So entstand Europas Gen-Mix |
Theo Dingermann |
03.01.2025 07:00 Uhr |
Bislang dachte man, dass die Anpassung an lokale Umweltbedingungen die Genetik der Europäer prägte. Das ist aber nicht ganz richtig. / © Getty Images/imaginima
In umfangreichen Analysen von alten Genomen haben Wissenschaftlerinnen und Wissenschaftler vor einiger Zeit die Migrationsmuster und die damit einhergehenden genetischen Veränderungen in Europa über Tausende von Jahren nachgezeichnet. Im Fachjournal »Nature« erschienen dazu im vergangenen Jahr vier zusammenhängende Publikationen – alle aus der Forschergruppe um Professor Dr. Eske Willerslev von der britischen University of Cambridge.
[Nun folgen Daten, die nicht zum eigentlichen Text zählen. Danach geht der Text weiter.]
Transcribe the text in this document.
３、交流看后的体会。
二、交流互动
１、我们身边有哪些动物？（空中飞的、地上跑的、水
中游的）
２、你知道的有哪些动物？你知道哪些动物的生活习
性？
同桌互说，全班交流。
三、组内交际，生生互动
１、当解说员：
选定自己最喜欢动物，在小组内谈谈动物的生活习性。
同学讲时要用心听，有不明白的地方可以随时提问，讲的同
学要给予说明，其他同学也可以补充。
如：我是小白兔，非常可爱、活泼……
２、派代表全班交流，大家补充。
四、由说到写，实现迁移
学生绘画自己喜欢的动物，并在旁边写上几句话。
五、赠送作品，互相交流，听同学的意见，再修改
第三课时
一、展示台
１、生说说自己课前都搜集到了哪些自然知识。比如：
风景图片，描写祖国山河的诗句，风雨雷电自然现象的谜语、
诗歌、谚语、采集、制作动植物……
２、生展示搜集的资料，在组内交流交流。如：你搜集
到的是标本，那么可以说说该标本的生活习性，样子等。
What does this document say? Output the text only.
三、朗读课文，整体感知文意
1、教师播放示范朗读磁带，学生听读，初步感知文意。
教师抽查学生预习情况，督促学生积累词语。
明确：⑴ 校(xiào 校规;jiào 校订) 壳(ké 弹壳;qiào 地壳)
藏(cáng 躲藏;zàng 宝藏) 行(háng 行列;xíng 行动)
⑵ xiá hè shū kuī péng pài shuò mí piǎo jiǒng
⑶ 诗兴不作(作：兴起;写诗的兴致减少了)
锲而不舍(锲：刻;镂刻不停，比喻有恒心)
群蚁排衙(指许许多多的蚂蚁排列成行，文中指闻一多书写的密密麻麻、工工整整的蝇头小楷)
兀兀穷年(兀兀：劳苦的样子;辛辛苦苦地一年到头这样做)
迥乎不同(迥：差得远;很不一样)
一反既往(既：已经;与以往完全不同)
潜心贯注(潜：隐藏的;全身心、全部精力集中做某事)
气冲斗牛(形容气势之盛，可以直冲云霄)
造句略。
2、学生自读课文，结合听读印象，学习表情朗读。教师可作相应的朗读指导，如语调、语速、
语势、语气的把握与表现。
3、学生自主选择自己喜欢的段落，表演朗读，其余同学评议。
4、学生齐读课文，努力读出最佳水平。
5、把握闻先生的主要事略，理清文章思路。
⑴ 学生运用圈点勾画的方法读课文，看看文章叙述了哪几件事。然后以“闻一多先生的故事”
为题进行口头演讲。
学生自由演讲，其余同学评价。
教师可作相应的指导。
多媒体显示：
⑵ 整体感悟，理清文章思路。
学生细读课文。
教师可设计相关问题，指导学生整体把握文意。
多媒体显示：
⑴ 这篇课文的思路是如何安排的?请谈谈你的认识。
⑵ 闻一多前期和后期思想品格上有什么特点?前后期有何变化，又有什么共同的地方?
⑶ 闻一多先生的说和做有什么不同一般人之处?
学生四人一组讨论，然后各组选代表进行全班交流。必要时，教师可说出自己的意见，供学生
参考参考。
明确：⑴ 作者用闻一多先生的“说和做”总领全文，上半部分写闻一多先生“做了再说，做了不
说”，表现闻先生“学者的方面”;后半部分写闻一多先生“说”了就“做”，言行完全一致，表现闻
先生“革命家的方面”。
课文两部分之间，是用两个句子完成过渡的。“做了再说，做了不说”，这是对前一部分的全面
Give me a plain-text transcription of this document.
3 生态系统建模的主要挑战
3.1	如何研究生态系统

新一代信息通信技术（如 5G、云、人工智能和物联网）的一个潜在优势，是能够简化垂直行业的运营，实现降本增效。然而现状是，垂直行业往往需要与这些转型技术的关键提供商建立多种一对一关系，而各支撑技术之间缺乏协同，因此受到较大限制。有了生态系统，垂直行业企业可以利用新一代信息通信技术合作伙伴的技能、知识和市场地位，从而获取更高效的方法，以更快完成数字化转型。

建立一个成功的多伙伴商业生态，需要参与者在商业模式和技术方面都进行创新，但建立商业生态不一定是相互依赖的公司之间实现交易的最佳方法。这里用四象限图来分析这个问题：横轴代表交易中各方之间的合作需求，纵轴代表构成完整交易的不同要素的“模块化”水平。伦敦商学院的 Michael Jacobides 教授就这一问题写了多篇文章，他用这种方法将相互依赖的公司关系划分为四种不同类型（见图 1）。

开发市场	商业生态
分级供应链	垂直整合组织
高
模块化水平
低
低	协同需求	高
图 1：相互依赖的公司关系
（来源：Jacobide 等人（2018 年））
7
Ein News-Artikel der Journalistin Sara Reardon, der ebenfalls in der Fachpublikation erschien, fasst die komplexen Ergebnisse der Arbeiten zusammen.
DOI 10.1038/d41586-024-00024-9
DOI 10.1038/s41586-023-06865-0
DOI 10.1038/s41586-023-06862-3
DOI 10.1038/s41586-023-06705-1
DOI 10.1038/s41586-023-06618-z
Demnach ist die bisherige Annahme, dass genetische Unterschiede hauptsächlich durch die Anpassung an lokale Umgebungen entstanden sind, so nicht haltbar ist. Vielmehr zeigen die Daten, dass Migrationswellen eine entscheidende Rolle gespielt haben, die aktuelle genetische Ausstattung der Europäer zu formen. Archäologische Funde in Kombination mit modernen Sequenziermethoden haben die neuen Erkenntnisse ermöglicht.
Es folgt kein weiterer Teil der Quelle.